Get yourself a coach or mentor – this is one of the best pieces of advice I can give anyone starting or running a business regardless of whether they are a Mum or not. Coaches can be helpful for working with you on confidence issues, business skills and attitudes, whereas mentors can help to bounce ideas around, progress specific business goals and of course to learn from their experiences. Whether you choose a coach or a mentor, the main thing is to find someone you feel happy to work with and who will support you in achieving your goals and getting the best out of the time available.

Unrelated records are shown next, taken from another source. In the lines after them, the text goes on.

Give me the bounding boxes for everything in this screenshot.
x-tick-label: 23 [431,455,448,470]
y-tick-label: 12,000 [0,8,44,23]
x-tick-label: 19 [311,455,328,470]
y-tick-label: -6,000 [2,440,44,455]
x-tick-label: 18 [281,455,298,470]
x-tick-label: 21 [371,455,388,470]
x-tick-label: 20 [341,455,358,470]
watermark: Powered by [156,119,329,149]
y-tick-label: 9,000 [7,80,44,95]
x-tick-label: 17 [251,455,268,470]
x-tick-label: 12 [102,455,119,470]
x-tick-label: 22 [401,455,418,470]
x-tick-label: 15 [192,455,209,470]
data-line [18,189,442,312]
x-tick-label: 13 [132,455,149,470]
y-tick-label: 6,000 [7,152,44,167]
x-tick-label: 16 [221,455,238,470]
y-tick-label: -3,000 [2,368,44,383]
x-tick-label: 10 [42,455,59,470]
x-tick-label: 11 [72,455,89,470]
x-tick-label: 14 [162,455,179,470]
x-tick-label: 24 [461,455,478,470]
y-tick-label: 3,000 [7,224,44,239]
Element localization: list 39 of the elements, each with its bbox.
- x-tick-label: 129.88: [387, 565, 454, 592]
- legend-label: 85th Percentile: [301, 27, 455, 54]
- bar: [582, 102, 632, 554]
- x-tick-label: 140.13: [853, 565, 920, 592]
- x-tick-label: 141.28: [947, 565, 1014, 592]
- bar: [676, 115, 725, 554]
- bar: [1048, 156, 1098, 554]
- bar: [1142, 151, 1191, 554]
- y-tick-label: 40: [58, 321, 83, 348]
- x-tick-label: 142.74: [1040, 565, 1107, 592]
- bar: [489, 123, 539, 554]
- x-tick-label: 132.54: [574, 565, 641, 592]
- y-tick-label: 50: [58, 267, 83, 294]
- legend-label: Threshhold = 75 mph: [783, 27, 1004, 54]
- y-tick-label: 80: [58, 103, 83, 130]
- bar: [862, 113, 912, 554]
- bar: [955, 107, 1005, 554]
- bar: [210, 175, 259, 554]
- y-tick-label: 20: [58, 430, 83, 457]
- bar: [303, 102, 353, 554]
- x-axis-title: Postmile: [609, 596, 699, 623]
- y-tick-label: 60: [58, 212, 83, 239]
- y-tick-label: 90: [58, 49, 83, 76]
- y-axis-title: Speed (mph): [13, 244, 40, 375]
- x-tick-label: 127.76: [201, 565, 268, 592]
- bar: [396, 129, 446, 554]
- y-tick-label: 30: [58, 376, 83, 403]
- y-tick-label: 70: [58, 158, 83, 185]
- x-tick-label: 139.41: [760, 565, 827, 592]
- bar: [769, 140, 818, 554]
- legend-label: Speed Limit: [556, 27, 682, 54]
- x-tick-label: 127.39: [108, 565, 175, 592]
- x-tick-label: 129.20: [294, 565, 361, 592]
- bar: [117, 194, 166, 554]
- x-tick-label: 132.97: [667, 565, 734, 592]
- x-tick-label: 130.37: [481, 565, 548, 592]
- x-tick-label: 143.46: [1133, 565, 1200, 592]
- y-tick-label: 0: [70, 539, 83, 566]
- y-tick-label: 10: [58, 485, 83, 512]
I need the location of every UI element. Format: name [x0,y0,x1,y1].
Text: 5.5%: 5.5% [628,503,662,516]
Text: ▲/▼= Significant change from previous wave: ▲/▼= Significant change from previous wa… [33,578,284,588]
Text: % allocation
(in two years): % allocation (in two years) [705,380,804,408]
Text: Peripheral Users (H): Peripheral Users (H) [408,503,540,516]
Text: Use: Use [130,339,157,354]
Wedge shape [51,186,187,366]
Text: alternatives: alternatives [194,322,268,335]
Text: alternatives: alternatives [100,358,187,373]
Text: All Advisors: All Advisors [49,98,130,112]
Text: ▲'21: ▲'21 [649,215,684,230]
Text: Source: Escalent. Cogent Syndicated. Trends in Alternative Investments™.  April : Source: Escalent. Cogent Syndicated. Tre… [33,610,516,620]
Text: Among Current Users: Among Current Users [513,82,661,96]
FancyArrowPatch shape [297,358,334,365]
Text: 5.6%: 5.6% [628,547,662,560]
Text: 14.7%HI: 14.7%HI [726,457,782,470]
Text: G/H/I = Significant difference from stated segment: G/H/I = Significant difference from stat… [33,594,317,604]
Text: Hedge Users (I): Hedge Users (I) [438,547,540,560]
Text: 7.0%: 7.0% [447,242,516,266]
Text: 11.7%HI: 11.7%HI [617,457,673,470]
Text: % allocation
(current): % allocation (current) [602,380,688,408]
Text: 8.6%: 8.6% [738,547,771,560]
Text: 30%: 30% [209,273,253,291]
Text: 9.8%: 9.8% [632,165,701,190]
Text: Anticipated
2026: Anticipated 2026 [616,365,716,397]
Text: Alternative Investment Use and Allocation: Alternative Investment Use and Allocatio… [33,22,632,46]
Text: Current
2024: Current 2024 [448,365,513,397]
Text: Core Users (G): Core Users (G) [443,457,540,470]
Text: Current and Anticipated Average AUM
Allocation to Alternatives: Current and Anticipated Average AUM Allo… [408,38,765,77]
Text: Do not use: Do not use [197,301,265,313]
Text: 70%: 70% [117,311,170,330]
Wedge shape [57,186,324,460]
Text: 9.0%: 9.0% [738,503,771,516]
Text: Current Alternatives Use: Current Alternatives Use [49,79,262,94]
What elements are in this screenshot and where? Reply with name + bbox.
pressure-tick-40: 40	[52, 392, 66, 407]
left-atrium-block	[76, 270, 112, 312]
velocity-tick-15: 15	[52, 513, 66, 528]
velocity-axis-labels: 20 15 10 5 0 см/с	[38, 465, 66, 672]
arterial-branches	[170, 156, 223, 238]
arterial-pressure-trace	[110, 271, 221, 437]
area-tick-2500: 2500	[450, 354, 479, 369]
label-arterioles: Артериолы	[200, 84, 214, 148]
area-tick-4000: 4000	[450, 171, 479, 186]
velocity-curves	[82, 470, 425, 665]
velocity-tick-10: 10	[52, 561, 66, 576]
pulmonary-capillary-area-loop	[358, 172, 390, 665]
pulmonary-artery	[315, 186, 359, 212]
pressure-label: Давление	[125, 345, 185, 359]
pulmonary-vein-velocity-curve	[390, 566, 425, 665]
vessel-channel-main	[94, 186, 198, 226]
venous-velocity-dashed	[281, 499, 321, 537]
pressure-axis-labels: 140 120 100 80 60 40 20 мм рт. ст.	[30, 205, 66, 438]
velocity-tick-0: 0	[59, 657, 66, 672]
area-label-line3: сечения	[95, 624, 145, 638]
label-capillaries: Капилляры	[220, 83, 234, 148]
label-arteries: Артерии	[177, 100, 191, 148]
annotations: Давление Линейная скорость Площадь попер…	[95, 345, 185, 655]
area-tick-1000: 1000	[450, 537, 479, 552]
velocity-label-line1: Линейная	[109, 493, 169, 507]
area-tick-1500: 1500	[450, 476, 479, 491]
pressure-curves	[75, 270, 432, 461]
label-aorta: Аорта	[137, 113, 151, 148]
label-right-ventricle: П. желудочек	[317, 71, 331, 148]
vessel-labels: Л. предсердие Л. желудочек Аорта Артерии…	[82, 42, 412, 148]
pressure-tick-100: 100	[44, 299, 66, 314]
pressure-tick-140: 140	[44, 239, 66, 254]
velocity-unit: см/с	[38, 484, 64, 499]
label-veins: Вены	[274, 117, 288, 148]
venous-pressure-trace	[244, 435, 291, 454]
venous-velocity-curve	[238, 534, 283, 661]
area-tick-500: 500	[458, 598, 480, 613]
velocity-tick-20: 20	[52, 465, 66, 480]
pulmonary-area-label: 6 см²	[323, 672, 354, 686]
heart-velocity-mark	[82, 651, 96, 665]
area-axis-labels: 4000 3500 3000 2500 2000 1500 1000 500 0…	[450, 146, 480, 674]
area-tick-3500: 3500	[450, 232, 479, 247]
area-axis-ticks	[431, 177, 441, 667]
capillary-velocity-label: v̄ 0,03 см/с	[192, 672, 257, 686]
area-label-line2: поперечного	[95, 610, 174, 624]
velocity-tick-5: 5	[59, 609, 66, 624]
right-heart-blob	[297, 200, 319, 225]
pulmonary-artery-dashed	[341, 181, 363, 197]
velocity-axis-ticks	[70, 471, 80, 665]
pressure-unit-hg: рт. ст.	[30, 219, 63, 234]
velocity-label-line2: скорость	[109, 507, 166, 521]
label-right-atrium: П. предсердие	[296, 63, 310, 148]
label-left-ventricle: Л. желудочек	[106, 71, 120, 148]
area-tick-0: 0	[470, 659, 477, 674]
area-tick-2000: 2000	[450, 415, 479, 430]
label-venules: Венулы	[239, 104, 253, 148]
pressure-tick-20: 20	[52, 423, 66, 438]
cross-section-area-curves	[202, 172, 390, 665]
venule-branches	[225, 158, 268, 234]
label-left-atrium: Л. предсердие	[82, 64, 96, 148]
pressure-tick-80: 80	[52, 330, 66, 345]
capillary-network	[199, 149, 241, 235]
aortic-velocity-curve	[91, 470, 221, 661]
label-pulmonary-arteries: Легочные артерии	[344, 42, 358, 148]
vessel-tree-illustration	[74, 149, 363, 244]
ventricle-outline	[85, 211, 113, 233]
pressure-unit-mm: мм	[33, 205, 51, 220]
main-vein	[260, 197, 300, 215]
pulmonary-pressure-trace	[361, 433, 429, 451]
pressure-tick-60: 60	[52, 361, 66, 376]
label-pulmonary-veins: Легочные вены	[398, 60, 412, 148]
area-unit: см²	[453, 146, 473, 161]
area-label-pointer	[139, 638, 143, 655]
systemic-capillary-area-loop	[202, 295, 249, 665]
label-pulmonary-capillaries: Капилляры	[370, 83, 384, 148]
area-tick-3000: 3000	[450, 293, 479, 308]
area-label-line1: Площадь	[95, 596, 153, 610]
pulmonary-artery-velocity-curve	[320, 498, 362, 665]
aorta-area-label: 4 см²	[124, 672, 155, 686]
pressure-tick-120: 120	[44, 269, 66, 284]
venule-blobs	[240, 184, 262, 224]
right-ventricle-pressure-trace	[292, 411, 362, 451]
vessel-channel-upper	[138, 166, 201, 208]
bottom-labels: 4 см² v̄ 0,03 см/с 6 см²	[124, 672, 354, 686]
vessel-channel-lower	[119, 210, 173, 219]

Time spent on mentoring or coaching is some of the best time you can spend and will benefit business and family. My mentor keeps me focused, challenges my thinking, and allows me space to share difficulties and frustrations as well as teaching me strategies to make better use of my time and maximising business opportunities when they arise.
So now, if you’re interested in my answer to the original question at the start of this guest blog you can read the full interview here but in a nutshell I said I would split my 60 minutes into three parts allocated to social media interaction, personal interaction (e.g. telephone calls) and focusing ‘on’ rather than ‘in’ the business looking at areas such as business plans, targets, exploring strategic partnership opportunities. Oh and a little bit of speed mentoring too. That’s an awful lot to pack into 60 minutes but is definitely achievable.
Now it’s my turn to ask you the question…“If you could only work on your business for 1 hour a day what would you focus on to make it a success?”
Lorraine Allman is Managing Director of Speed Mentor Central® a company providing services and expertise to entrepreneurs and small businesses. She personally offers business mentoring and practical support to anyone thinking about starting or already running a business, and is an author at the number one ranked Small Business Blog and one of the leaders of the micro-enterprise initiative Enterprise Rocks.